Company lost $3.6 million.

The Handleman Corp. got off to a disappointing start in its new fiscal year, with the company losing $3.6 million, or 17 cents per diluted share, on revenue of $240.4 million in the three-month period ended July 31. That compares with a net income of $925,000, or four cents per share, that the company tallied in the fiscal first quarter of the prior year, when sales were $232.1 million.

While sales were up 3.5% in the first quarter, gross margin was off significantly, from 18.6% of total revenue in the prior year to 16.7% this year. Meanwhile, expenses--selling, general and administrative--increased to 19.7% of total revenue this year as compared to the 18.4% it was in the prior year.

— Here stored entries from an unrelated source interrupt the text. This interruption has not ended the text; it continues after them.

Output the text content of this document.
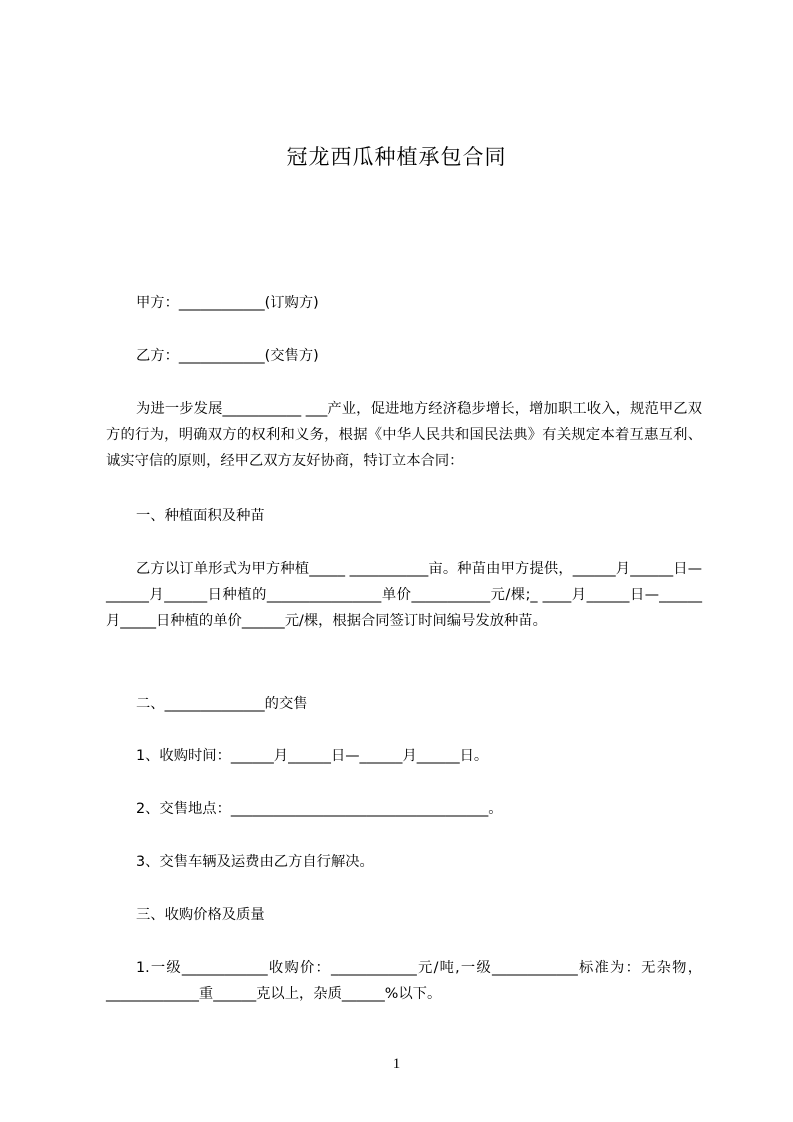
冠龙西瓜种植承包合同
甲方：____________(订购方)
乙方：____________(交售方)
为进一步发展___________ ___产业，促进地方经济稳步增长，增加职工收入，规范甲乙双方的行为，明确双方的权利和义务，根据《中华人民共和国民法典》有关规定本着互惠互利、诚实守信的原则，经甲乙双方友好协商，特订立本合同：
一、种植面积及种苗
乙方以订单形式为甲方种植_____ ___________亩。种苗由甲方提供，______月______日—______月______日种植的________________单价___________元/棵;_ ____月______日—______月_____日种植的单价______元/棵，根据合同签订时间编号发放种苗。
二、______________的交售
1、收购时间：______月______日—______月______日。
2、交售地点：____________________________________。
3、交售车辆及运费由乙方自行解决。
三、收购价格及质量
1.一级____________收购价：____________元/吨,一级____________标准为：无杂物，_____________重______克以上，杂质______%以下。
1
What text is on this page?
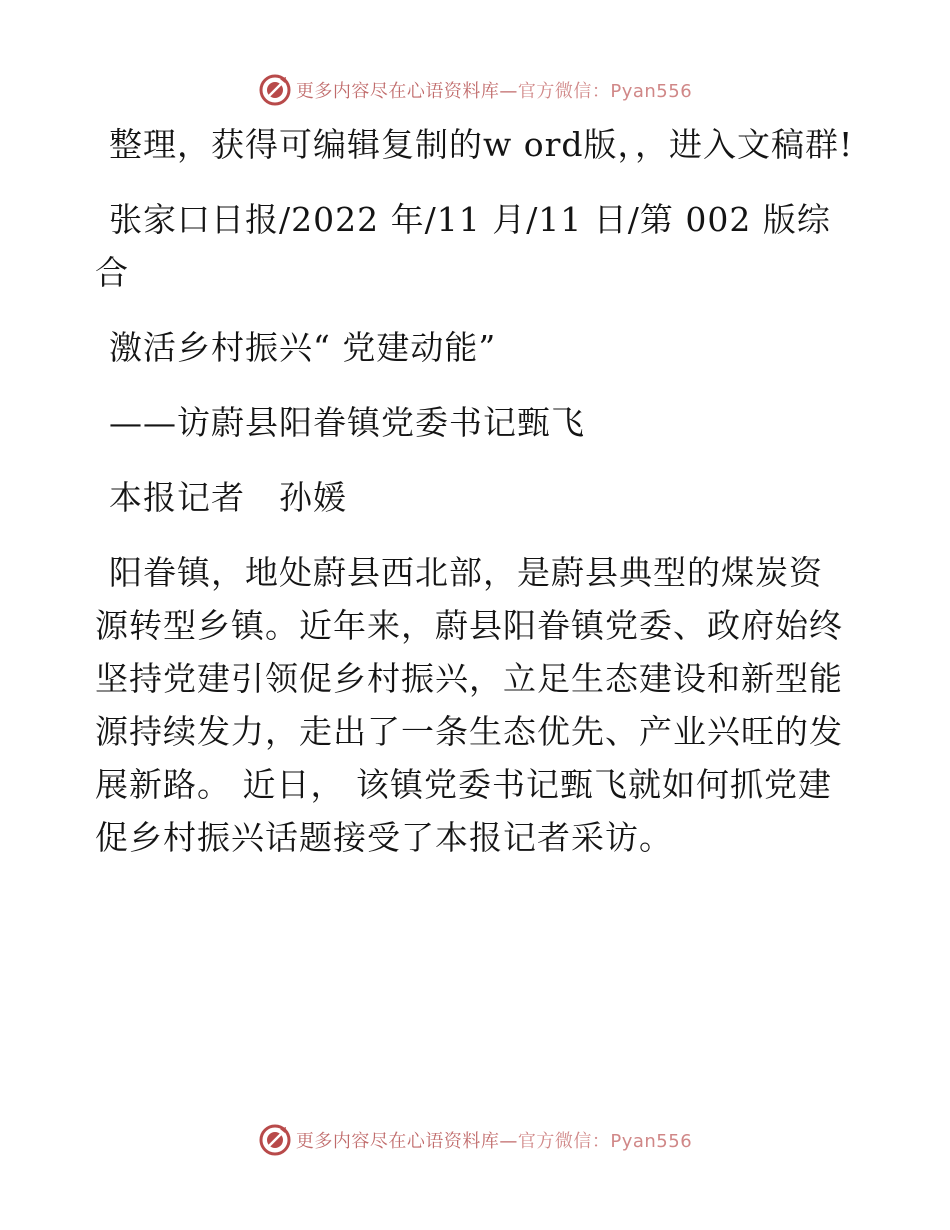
更多内容尽在心语资料库—官方微信：Pyan556

整理，获得可编辑复制的w ord版，，进入文稿群!

张家口日报/2022 年/11 月/11 日/第 002 版综合

激活乡村振兴“ 党建动能”

——访蔚县阳眷镇党委书记甄飞

本报记者　孙媛

阳眷镇，地处蔚县西北部，是蔚县典型的煤炭资源转型乡镇。近年来，蔚县阳眷镇党委、政府始终坚持党建引领促乡村振兴，立足生态建设和新型能源持续发力，走出了一条生态优先、产业兴旺的发展新路。 近日， 该镇党委书记甄飞就如何抓党建促乡村振兴话题接受了本报记者采访。

更多内容尽在心语资料库—官方微信：Pyan556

A company representative said gross margin was hurt by returns while the higher expenses were due to increased costs from readying the company's new computer system, and higher stock-based compensation and labor costs.

Steve Strome, chairman and CEO, labeled the results disappointing in a statement but noted the company recently was awarded the latin music category management and distribution for the Circuit City chain. But this is offset by the company losing 25 stores it was servicing for Wal-mart to another supplier. Sources say that the giant retailer took Handleman's weakest performing 25 stores--in total, Handleman services about one-third of Wal-Mart's 3000 plus stores--and game them to Anderson Merchandisers.

The company announced its earnings yesterday (Aug.23) after the close of trading. At mid-day, share price had dropped 93 cents to $13.85. The company's 52-week range is $12-$23.84.